In this study, the highest percentage of granulocytes was raised in the BG-adjuvant subcutaneously immunized group. Significant induction of dendritic cells antigen presentation and release of different interleukins and anaphlytoxins were followed the subcutaneous immunization of rabbits by BG of V. cholerae H1 strains (Francis O Eko et al., 2015). Significant increase in antigen-specific T-cells proliferation (Jawale, Chaudhari, & Lee, 2014), plasma antigen-specific IgA and IgG, INF-ᵧ, interleukin 2, T-cells as well as bacterial colonization reduction in the immunized chicken internal organs (Jawale & Lee, 2016). It was compatible with the results of the current study that 100% protection was accomplished by the immunization of both rabbits and mice by genetically induced Pasturella multocida and Pasturella haemolytica BGs by subcutaneous route (Marchart et al., 2003). In another report, both species of salmonella, S. gallinarum and S. typhimurium BGs that were genetically synthesized, significantly reduced the mortality rates in immunized chicken when they were administered intramuscularly (Jawale & Lee, 2016) or even orally (Jawale et al., 2014).

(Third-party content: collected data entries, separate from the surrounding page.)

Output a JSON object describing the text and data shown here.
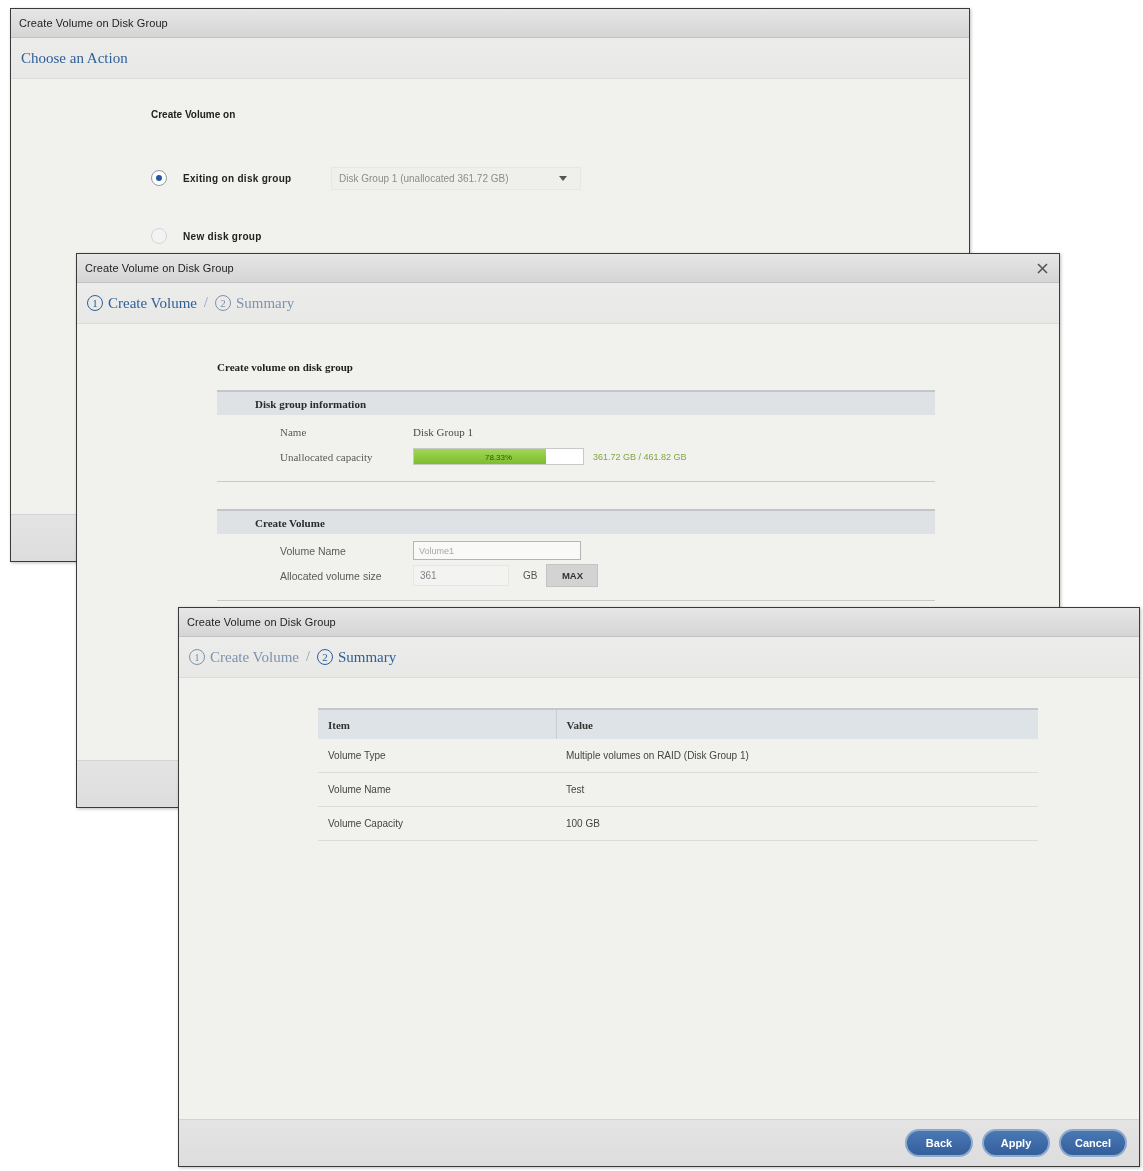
{
  "windows": [
    {
      "kind": "action",
      "title": "Create Volume on Disk Group",
      "closable": false,
      "steps": [
        {
          "label": "Choose an Action",
          "selected": true
        }
      ],
      "heading": "Create Volume on",
      "options": [
        {
          "label": "Exiting on disk group",
          "selected": true,
          "select": {
            "value": "Disk Group 1 (unallocated 361.72 GB)",
            "disabled": true
          }
        },
        {
          "label": "New disk group",
          "selected": false
        }
      ]
    },
    {
      "kind": "form",
      "title": "Create Volume on Disk Group",
      "closable": true,
      "steps": [
        {
          "number": "1",
          "label": "Create Volume",
          "selected": true
        },
        {
          "number": "2",
          "label": "Summary",
          "selected": false
        }
      ],
      "step_separator": "/",
      "heading": "Create volume on disk group",
      "sections": [
        {
          "title": "Disk group information",
          "rows": [
            {
              "kind": "text",
              "label": "Name",
              "value": "Disk Group 1"
            },
            {
              "kind": "meter",
              "label": "Unallocated capacity",
              "level": 0.78,
              "percent": "78.33%",
              "reading": "361.72 GB / 461.82 GB"
            }
          ]
        },
        {
          "title": "Create Volume",
          "rows": [
            {
              "kind": "input",
              "label": "Volume Name",
              "placeholder": "Volume1"
            },
            {
              "kind": "size",
              "label": "Allocated volume size",
              "value": "361",
              "disabled": true,
              "unit": "GB",
              "button": "MAX"
            }
          ]
        }
      ]
    },
    {
      "kind": "summary",
      "title": "Create Volume on Disk Group",
      "closable": false,
      "steps": [
        {
          "number": "1",
          "label": "Create Volume",
          "selected": false
        },
        {
          "number": "2",
          "label": "Summary",
          "selected": true
        }
      ],
      "step_separator": "/",
      "table": {
        "columns": [
          "Item",
          "Value"
        ],
        "rows": [
          [
            "Volume Type",
            "Multiple volumes on RAID (Disk Group 1)"
          ],
          [
            "Volume Name",
            "Test"
          ],
          [
            "Volume Capacity",
            "100 GB"
          ]
        ]
      },
      "buttons": [
        "Back",
        "Apply",
        "Cancel"
      ]
    }
  ]
}
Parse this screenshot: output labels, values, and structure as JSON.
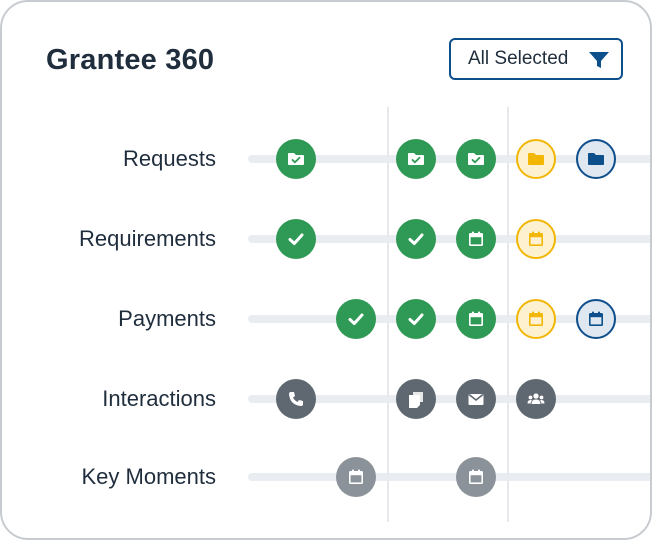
{
  "title": "Grantee 360",
  "filter": {
    "label": "All Selected",
    "icon": "funnel-icon",
    "color": "#0d4f8b"
  },
  "colors": {
    "green": "#2e9a55",
    "yellow": "#f2b705",
    "yellow_bg": "#fdf1cf",
    "blue": "#0d4f8b",
    "blue_bg": "#dfe7f1",
    "gray": "#5f6870",
    "lightgray": "#8b9299"
  },
  "rows": [
    {
      "label": "Requests",
      "items": [
        {
          "col": 0,
          "icon": "folder-check-icon",
          "style": "green"
        },
        {
          "col": 2,
          "icon": "folder-check-icon",
          "style": "green"
        },
        {
          "col": 3,
          "icon": "folder-check-icon",
          "style": "green"
        },
        {
          "col": 4,
          "icon": "folder-icon",
          "style": "yellow-outline"
        },
        {
          "col": 5,
          "icon": "folder-icon",
          "style": "blue-outline"
        }
      ]
    },
    {
      "label": "Requirements",
      "items": [
        {
          "col": 0,
          "icon": "check-icon",
          "style": "green"
        },
        {
          "col": 2,
          "icon": "check-icon",
          "style": "green"
        },
        {
          "col": 3,
          "icon": "calendar-icon",
          "style": "green"
        },
        {
          "col": 4,
          "icon": "calendar-icon",
          "style": "yellow-outline"
        }
      ]
    },
    {
      "label": "Payments",
      "items": [
        {
          "col": 1,
          "icon": "check-icon",
          "style": "green"
        },
        {
          "col": 2,
          "icon": "check-icon",
          "style": "green"
        },
        {
          "col": 3,
          "icon": "calendar-icon",
          "style": "green"
        },
        {
          "col": 4,
          "icon": "calendar-icon",
          "style": "yellow-outline"
        },
        {
          "col": 5,
          "icon": "calendar-icon",
          "style": "blue-outline"
        }
      ]
    },
    {
      "label": "Interactions",
      "items": [
        {
          "col": 0,
          "icon": "phone-icon",
          "style": "gray"
        },
        {
          "col": 2,
          "icon": "notes-icon",
          "style": "gray"
        },
        {
          "col": 3,
          "icon": "envelope-icon",
          "style": "gray"
        },
        {
          "col": 4,
          "icon": "people-icon",
          "style": "gray"
        }
      ]
    },
    {
      "label": "Key Moments",
      "items": [
        {
          "col": 1,
          "icon": "calendar-icon",
          "style": "lightgray"
        },
        {
          "col": 3,
          "icon": "calendar-icon",
          "style": "lightgray"
        }
      ]
    }
  ]
}
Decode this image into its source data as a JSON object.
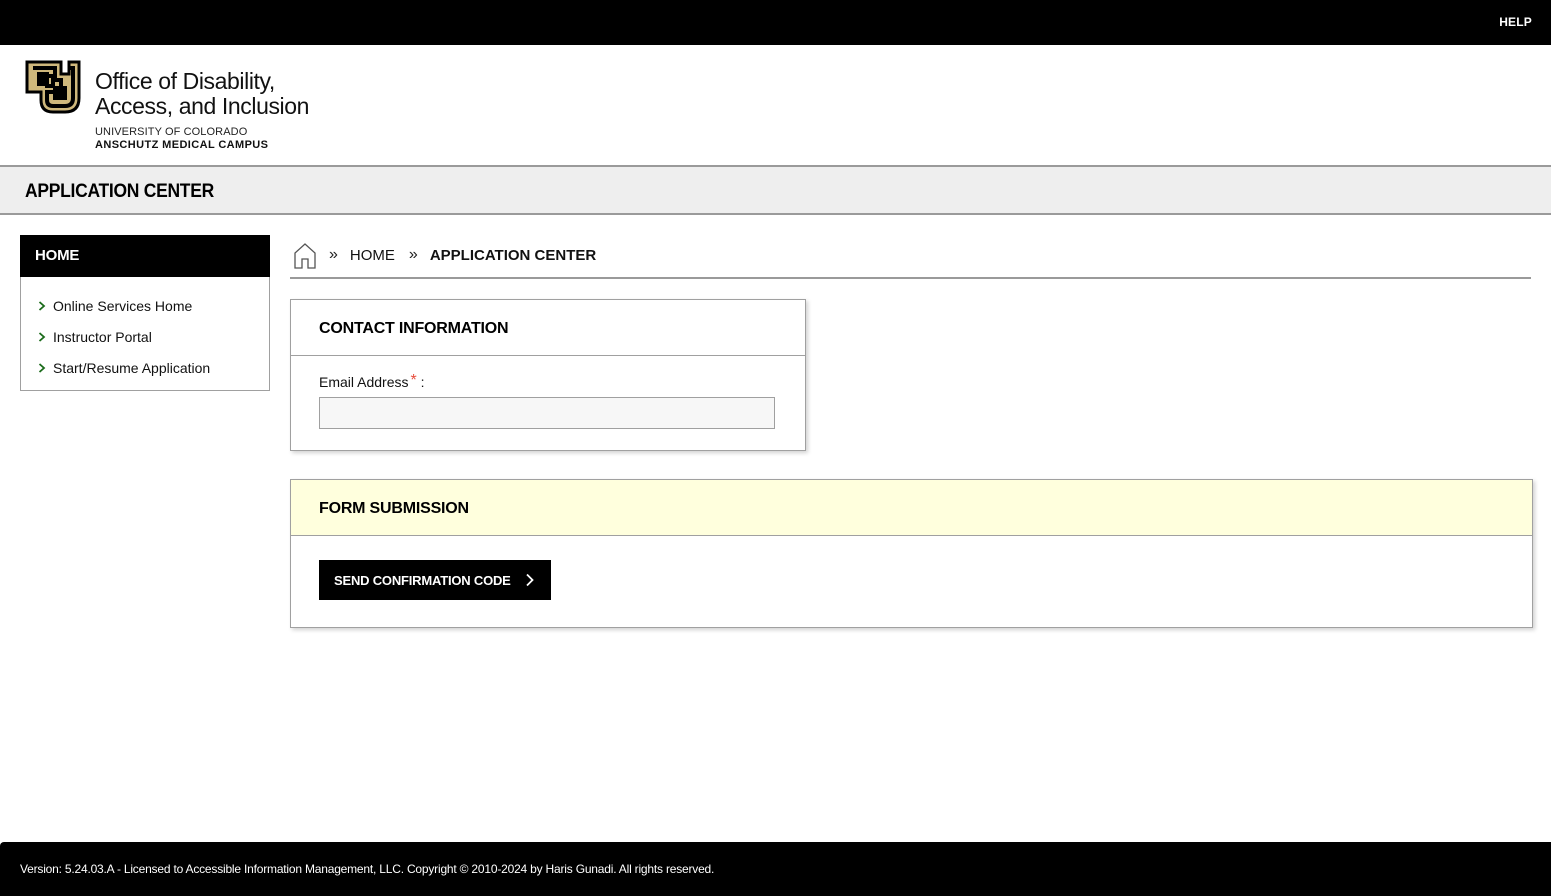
{
  "topbar": {
    "help_label": "HELP"
  },
  "logo": {
    "line1": "Office of Disability,",
    "line2": "Access, and Inclusion",
    "university": "UNIVERSITY OF COLORADO",
    "campus": "ANSCHUTZ MEDICAL CAMPUS",
    "icon": "cu-logo-icon",
    "colors": {
      "gold": "#cfb87c",
      "black": "#000000"
    }
  },
  "page": {
    "title": "APPLICATION CENTER"
  },
  "sidebar": {
    "heading": "HOME",
    "items": [
      {
        "label": "Online Services Home",
        "icon": "chevron-right-icon"
      },
      {
        "label": "Instructor Portal",
        "icon": "chevron-right-icon"
      },
      {
        "label": "Start/Resume Application",
        "icon": "chevron-right-icon"
      }
    ],
    "chevron_color": "#1a6b1a"
  },
  "breadcrumb": {
    "home_icon": "home-icon",
    "separator": "»",
    "items": [
      {
        "label": "HOME"
      }
    ],
    "current": "APPLICATION CENTER"
  },
  "contact": {
    "heading": "CONTACT INFORMATION",
    "email_label": "Email Address",
    "required_marker": "*",
    "label_suffix": ":",
    "email_value": "",
    "required_color": "#e74c3c"
  },
  "submission": {
    "heading": "FORM SUBMISSION",
    "button_label": "SEND CONFIRMATION CODE",
    "button_icon": "chevron-right-icon",
    "header_bg": "#ffffdd"
  },
  "footer": {
    "text": "Version: 5.24.03.A - Licensed to Accessible Information Management, LLC. Copyright © 2010-2024 by Haris Gunadi. All rights reserved."
  }
}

The chemically prepared (tween 80 protocol) Salmonella enterica serovar typhimurium BGs vaccines were able to protect all the immunized rats (survival rate 100%) without adjuvant. It also offered both humoral and cellular immune responses in case of subcutaneous route of administration. The minor immune response of the oral BG vaccine may refer to the gastric intestinal digestion as well as possible intentional reflux by the animal itself.